Daniel Simon bringt die Sichtweise der Raumplaner mit in die Diskussion
Daniel Simon bringt die Sichtweise der Raumplaner mit in die Diskussion ein. Foto: hsg/Volker Wiciok

Ein weiteres Thema ist ein Konzept zum Datenschutz.

Mikhof: Ja. Das wurde ebenfalls innerhalb der AG vorangebracht. In dem Zusammenhang haben wir auch geprüft, welche Software sich für Online-Befragungen oder Online-Experimente unter Berücksichtigung der  Datenschutzmaßnahmen, des Funktionsumfangs und der Wissenschaftlichkeit eignet. Am Ende haben wir eine Software ausgewählt, die diese Kriterien erfüllt und eine hohe Datenqualität gewährleistet.  Mit ihrer Hilfe kann man interaktive Online-Befragungen und Online-Experimente individuell und flexibel gestalten. Es gibt eine bequeme und dynamische Dateneingabe, intelligente Weiterleitungen, eine effektive und automatisierte Durchführung sowie viele weitere technische, ökonomische und wissenschaftliche Vorteile.

Segmüller: Durch die Nutzung von Befragungs-Software haben wir einen schnellen und breiten Zugang. Wenn ich mir vorstelle, ich gehe ins Feld und verteile Fragebögen an zehn Personen, die ich drei Tage später – ausgefüllt – wieder abhole, ist der Online-Zugang weitaus effektiver, denn mit ihm erreiche ich zum Beispiel auch Menschen, die ihre Wohnung aufgrund von Pflegebedürftigkeit oder Angehörigenpflege nicht verlassen können oder eine rasche Übersetzung in eine Sprache benötigen.
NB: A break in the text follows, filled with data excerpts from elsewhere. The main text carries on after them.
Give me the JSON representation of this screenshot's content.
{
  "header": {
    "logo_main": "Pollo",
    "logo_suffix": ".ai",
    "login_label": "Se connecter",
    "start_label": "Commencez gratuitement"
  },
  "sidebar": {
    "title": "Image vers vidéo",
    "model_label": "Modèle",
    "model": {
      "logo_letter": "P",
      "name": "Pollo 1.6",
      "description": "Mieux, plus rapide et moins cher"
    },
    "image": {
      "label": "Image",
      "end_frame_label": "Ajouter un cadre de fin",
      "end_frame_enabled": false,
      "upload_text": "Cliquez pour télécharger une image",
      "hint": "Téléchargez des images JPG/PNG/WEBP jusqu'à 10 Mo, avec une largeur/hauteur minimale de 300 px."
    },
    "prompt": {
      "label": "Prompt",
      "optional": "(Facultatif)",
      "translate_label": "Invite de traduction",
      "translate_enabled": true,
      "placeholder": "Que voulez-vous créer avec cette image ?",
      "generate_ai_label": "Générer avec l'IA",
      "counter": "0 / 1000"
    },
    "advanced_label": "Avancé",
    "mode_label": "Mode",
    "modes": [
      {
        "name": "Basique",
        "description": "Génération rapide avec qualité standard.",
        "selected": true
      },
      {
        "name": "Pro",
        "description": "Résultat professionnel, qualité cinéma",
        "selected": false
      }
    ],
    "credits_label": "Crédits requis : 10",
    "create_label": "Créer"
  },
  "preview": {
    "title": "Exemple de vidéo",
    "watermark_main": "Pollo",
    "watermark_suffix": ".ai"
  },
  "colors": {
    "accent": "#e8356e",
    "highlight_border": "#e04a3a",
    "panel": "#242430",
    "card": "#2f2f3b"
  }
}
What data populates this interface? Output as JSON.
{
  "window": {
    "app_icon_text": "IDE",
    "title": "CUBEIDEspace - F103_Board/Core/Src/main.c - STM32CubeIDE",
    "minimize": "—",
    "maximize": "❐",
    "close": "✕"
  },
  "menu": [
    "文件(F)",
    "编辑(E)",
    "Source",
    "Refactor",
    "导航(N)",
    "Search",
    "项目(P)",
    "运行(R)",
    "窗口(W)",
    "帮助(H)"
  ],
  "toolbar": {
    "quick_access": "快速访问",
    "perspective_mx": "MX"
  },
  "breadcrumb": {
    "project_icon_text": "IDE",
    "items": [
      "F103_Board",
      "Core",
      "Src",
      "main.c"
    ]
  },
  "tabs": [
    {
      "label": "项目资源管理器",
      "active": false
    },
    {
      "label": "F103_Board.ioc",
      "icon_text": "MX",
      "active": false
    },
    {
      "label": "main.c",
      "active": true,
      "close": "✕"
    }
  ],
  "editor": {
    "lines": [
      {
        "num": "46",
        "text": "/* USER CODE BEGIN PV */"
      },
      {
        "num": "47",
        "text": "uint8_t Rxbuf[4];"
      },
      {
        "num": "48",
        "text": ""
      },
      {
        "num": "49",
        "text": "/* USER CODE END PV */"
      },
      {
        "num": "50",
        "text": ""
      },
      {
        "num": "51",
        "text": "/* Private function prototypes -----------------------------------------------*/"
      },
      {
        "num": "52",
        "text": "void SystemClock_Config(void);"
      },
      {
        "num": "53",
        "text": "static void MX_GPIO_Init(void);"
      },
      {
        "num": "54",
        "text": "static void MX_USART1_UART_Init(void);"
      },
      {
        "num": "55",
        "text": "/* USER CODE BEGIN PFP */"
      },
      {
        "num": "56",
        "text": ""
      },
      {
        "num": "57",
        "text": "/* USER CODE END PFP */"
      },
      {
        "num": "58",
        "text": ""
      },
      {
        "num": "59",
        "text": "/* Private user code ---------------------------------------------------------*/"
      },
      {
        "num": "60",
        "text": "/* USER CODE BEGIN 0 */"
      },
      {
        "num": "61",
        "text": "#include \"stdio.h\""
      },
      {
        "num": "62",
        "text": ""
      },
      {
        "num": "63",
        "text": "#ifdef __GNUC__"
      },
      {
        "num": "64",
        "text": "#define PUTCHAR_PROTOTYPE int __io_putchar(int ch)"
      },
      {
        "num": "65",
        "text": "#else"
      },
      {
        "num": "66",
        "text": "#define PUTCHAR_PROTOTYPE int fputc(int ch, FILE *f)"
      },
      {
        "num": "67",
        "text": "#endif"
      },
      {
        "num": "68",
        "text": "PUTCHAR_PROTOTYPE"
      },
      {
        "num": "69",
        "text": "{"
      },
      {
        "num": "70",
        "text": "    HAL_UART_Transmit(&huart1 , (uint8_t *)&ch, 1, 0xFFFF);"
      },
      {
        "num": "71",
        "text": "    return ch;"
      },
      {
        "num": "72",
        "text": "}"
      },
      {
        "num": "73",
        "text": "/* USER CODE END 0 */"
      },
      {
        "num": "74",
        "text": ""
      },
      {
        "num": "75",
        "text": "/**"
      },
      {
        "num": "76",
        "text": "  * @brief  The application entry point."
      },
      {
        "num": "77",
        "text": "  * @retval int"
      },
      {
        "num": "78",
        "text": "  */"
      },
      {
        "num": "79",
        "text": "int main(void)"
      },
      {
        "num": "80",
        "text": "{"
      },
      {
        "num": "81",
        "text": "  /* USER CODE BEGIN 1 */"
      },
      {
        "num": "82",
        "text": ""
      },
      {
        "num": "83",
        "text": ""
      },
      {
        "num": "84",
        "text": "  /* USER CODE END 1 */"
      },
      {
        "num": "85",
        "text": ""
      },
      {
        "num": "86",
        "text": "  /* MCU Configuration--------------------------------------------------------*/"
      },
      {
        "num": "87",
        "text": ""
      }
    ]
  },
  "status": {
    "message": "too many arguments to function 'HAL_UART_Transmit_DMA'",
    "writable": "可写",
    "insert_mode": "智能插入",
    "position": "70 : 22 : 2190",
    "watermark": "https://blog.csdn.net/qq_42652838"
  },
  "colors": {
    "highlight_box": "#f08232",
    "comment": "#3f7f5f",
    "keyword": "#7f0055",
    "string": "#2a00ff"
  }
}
Mikhof: Wir können damit Erhebungen unabhängig von Zeit und Raum durchführen. Es lassen sich mehrsprachige Projekte mit vergleichsweise wenig Aufwand, in kurzer Zeit und großer Vergleichbarkeit umsetzen. Menschen in anderen Kulturen und Ländern können auf diese Weise schnell erreicht werden. Das alleine ist ein großer Gewinn.

Andrea Trümner im Gespräch
Andrea Trümner ist wissenschaftliche Mitarbeiterin im Bereich Versorgungsforschung und seit Mai 2016 Mitglied in der Arbeitsgruppe. Foto: hsg/Volker Wiciok

Die Digitalisierung ist also eine große Chance, aber auch eine Herausforderung?

Dr. Shoma Berkemeyer: Das stimmt. Wir haben im Rahmen der AG unter anderem das Thema Datenschutz in der Hochschule vorangetrieben. Hätte jeder von uns in seinem eigenen Kämmerlein weitergearbeitet, hätte er genau das, was er immer genutzt hat, weiter genutzt. Durch diesen Mehrwert wollen wir eine gute gemeinsame Basis schaffen. Diese Arbeit ist sowohl im Department als auch in der Hochschule grundlegend.


 

Weitere Mitglieder der AG ‚Quantitative Methoden‘ an der hsg

Prof. Dr. Heike Köckler (Professorin für Sozialraum und Gesundheit), Prof. Dr. Katrin Janhsen (Professorin für Public Health mit dem Schwerpunkt Versorgungsforschung/Versorgungsgestaltung), Prof. Dr. Michael Wessels (Professor für Gesundheitsökonomie und -politik) und Andrea Trümner (wissenschaftliche Mitarbeiterin im Bereich Versorgungsforschung).

Das Interview führte Tanja Breukelchen, freie Journalistin.